The artists have no souls.
I believe it all began last year when the ads for P!nk began running. I thought at the time that her apparent lack of emotion was due to her having completely exhausted herself thinking up her name, or perhaps the name of her album, M!ssundaztood. :rolleyes: Later, I realized that she was just one of a new breed of peep-show girl: “I’ll show you every inch of my body the law allows, but I’m gonna stare at you like the piece of walking crap you are while I do it so you never forget which way the money is flowing here.” Sorry, B!tch, I ain’t buying.
Next, I believe, came Outkast. Okay, one of these guys looks confused … like he got into his car and when he turned the key, the hood opened up. But the guy with the big hair, he just looks … vacant. The lights are on, but there is No Body Home.
Avril Lavigne came next. You really can’t tell by the album cover, but her racoon-eyed meant-to-be-piercing stare has about as much humanity of rifle barrel. Here’s a tip, honey.
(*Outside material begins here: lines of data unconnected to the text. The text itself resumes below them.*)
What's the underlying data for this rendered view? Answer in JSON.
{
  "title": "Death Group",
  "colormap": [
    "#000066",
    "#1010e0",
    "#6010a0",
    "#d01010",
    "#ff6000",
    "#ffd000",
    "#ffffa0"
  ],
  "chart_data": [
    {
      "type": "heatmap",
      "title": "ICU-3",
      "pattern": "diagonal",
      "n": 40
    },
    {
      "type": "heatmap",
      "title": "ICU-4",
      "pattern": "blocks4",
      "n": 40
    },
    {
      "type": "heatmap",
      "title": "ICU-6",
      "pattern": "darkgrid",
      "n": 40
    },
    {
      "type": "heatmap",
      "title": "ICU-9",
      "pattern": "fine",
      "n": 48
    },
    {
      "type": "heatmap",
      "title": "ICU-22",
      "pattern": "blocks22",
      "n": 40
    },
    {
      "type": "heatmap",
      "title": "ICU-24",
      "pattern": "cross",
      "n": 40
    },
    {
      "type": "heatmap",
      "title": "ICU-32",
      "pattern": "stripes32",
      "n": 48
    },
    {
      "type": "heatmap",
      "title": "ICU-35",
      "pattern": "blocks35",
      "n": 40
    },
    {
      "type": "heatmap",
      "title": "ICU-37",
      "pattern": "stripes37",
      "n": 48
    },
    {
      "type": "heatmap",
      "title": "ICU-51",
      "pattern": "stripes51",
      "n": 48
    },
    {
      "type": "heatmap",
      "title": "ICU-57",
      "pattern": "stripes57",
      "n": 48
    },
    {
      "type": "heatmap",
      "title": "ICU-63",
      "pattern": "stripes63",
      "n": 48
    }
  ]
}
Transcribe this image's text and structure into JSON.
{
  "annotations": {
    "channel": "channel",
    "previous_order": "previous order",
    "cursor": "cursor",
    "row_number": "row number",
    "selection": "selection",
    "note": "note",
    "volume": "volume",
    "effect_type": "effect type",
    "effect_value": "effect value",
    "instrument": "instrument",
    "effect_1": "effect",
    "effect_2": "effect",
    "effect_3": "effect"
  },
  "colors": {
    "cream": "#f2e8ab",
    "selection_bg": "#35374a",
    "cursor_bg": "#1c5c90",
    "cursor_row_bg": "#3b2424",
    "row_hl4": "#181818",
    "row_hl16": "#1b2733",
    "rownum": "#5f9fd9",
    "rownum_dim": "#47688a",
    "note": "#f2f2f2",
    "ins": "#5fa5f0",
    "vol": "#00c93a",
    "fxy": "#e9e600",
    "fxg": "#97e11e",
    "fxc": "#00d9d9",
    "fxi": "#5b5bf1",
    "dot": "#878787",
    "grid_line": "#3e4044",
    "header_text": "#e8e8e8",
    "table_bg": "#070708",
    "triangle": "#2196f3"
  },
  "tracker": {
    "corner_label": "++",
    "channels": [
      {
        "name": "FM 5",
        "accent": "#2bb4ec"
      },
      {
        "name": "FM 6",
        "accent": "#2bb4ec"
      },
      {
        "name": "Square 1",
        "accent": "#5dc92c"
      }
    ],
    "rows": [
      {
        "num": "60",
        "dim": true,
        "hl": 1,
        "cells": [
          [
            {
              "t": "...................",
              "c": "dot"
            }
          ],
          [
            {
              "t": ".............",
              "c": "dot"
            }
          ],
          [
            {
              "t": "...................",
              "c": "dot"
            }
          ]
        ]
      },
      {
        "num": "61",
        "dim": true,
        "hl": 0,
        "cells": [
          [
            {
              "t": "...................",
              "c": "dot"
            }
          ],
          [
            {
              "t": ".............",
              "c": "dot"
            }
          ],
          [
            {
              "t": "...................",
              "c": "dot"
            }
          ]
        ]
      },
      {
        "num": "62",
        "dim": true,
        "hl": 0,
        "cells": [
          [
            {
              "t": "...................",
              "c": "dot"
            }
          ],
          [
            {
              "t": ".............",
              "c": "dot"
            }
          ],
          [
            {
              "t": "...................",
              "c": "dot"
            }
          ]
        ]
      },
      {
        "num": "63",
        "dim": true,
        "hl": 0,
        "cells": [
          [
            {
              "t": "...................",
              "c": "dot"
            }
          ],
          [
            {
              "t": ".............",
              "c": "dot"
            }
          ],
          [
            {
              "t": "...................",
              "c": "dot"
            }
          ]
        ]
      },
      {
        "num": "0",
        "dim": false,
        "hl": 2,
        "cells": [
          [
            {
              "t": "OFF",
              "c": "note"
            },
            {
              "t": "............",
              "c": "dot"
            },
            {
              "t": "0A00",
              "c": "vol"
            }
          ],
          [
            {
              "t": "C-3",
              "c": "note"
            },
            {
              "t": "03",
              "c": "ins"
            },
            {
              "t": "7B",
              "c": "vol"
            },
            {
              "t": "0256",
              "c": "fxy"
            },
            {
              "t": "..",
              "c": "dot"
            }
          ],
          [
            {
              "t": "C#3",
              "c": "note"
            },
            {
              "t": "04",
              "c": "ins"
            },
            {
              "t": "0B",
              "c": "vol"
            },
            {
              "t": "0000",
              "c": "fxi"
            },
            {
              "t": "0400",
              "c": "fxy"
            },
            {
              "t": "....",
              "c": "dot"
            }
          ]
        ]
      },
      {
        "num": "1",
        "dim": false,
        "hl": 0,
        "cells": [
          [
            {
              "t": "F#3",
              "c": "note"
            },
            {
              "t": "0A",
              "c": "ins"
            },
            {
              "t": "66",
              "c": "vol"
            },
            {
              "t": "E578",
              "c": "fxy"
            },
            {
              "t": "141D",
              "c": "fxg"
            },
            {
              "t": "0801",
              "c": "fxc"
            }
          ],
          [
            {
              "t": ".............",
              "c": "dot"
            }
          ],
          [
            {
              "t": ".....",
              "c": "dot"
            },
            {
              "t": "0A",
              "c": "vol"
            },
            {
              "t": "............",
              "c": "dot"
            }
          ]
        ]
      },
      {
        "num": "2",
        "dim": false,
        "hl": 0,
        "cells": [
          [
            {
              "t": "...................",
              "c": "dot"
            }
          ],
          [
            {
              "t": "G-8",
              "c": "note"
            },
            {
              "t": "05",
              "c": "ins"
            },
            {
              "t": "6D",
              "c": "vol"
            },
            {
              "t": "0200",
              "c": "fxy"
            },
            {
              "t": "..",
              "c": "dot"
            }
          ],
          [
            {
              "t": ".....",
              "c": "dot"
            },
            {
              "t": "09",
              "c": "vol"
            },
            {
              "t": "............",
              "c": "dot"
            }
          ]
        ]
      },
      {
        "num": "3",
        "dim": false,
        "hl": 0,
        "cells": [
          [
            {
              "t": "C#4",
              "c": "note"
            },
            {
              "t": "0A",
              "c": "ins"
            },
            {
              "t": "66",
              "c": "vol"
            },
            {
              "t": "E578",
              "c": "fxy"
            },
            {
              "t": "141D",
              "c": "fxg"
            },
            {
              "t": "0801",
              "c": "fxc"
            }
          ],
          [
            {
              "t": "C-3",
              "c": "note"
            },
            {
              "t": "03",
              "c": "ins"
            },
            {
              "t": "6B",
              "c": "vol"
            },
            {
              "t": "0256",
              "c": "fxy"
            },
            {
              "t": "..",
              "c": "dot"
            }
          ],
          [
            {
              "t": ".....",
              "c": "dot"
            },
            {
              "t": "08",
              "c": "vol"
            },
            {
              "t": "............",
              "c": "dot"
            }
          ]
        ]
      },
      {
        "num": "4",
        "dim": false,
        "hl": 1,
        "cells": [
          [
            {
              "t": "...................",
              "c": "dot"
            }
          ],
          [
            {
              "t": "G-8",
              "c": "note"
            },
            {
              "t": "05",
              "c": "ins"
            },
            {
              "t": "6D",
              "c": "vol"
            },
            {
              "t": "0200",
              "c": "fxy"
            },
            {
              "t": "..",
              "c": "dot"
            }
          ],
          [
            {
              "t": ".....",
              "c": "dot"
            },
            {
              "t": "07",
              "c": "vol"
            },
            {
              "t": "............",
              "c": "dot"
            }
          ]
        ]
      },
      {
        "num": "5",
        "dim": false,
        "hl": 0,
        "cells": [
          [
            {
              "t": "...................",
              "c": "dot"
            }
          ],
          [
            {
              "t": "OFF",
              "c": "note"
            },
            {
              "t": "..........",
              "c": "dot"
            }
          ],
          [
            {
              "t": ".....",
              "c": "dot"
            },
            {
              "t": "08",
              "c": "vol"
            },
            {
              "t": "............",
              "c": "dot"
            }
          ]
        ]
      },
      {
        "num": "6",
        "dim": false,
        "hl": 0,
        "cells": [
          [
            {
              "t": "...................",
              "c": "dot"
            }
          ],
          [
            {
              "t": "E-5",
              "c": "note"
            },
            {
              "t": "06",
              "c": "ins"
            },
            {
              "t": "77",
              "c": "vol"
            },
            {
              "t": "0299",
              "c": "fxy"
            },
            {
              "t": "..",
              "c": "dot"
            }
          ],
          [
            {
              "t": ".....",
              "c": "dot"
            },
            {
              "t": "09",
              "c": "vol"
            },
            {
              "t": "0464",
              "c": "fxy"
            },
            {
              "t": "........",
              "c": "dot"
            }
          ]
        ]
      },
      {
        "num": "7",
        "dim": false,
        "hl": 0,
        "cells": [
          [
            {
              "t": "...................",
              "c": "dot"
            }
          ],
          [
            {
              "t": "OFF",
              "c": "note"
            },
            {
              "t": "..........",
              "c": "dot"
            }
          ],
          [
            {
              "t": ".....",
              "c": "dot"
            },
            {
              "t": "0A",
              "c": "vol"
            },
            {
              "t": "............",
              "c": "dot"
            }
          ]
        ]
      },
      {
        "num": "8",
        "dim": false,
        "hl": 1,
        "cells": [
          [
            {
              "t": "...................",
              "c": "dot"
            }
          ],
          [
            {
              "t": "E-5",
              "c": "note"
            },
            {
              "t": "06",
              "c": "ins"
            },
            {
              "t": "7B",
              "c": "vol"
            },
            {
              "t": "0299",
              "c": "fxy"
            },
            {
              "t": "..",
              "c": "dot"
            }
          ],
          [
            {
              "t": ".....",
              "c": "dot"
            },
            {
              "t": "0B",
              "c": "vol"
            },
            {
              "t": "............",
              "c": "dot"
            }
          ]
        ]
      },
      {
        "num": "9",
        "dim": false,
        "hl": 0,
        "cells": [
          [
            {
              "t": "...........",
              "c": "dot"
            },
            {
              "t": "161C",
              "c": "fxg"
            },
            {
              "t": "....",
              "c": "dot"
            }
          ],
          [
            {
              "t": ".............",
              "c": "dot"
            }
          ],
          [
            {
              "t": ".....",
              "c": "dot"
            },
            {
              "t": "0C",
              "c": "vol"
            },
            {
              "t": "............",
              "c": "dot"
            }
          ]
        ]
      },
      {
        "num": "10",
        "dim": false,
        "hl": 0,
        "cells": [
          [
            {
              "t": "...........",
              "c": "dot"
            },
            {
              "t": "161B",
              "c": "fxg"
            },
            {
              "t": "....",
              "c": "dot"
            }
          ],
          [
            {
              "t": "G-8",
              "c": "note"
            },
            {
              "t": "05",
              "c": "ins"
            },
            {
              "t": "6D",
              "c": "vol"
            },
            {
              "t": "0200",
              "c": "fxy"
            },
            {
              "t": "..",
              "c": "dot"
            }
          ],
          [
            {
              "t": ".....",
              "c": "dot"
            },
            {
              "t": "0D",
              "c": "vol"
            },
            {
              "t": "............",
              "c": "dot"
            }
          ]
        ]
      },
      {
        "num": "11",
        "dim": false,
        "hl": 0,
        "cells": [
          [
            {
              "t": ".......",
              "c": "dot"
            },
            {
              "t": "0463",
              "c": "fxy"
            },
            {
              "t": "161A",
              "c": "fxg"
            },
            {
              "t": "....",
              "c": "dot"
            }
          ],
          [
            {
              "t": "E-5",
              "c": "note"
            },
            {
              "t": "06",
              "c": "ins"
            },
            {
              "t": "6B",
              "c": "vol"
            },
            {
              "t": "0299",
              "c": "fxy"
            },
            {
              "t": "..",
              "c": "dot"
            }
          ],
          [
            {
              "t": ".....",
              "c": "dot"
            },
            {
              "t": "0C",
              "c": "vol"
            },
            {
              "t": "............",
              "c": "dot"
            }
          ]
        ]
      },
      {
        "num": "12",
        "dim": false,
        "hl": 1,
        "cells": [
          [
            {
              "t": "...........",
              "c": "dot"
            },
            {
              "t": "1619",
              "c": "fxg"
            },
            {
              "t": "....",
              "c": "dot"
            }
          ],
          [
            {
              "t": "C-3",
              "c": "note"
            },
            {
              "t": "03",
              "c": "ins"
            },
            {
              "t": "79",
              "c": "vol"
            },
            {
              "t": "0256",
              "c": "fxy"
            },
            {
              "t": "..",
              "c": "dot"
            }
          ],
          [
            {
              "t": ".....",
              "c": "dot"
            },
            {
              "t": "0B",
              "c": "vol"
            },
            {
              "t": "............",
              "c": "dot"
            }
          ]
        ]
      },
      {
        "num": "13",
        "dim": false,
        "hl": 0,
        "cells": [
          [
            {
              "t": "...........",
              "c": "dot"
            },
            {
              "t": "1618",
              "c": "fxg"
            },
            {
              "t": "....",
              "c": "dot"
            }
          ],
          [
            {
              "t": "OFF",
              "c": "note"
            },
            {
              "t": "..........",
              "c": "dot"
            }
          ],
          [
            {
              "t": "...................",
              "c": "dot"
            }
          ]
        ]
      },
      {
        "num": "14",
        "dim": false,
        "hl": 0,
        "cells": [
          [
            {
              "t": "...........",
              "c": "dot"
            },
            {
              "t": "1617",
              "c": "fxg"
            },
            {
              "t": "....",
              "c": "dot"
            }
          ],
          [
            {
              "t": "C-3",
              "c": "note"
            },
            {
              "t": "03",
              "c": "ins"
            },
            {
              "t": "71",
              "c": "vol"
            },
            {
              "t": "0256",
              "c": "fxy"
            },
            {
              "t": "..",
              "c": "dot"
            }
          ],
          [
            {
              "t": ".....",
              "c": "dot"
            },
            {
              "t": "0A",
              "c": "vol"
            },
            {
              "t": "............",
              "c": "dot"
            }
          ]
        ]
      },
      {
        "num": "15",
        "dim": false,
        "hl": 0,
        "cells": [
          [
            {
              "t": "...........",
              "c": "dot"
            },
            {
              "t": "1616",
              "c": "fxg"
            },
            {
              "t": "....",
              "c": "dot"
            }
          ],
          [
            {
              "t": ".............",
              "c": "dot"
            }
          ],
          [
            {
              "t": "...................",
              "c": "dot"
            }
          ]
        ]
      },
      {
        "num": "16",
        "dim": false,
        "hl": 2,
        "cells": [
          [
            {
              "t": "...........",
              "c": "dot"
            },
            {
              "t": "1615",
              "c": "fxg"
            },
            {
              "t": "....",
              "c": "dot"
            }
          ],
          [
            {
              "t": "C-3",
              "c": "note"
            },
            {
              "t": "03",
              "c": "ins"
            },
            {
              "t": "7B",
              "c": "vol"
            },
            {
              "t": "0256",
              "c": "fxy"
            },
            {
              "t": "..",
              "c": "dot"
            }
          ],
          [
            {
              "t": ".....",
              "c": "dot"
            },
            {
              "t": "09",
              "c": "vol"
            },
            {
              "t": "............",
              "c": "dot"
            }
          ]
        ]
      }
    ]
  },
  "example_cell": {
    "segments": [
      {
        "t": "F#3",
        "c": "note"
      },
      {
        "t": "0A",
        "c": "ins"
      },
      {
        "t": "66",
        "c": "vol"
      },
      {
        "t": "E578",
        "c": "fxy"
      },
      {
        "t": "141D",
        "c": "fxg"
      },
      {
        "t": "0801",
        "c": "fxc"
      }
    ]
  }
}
In the close-up of her face Lycos offered in her ads, she looked more like a sixteen-year-old victim of child abuse than an artist with (one would hope) more than one story to tell.
But most recently, there’s Ben Kweller. Now, I’m assuming that this is him on the album cover. What intelligence burns behind those unfocused eyes … what compelling observations on the human condition drip from those slack lips … I will never know, I can assure you.
I’m not asking for musicians to smile all the time and act like they love everything they’re going through. (I only ask that of porn actresses.) What I’m wondering is, when did the crack-dealer’s-lookout stare-down-a-dog look become de rigueur for these flavors of the month?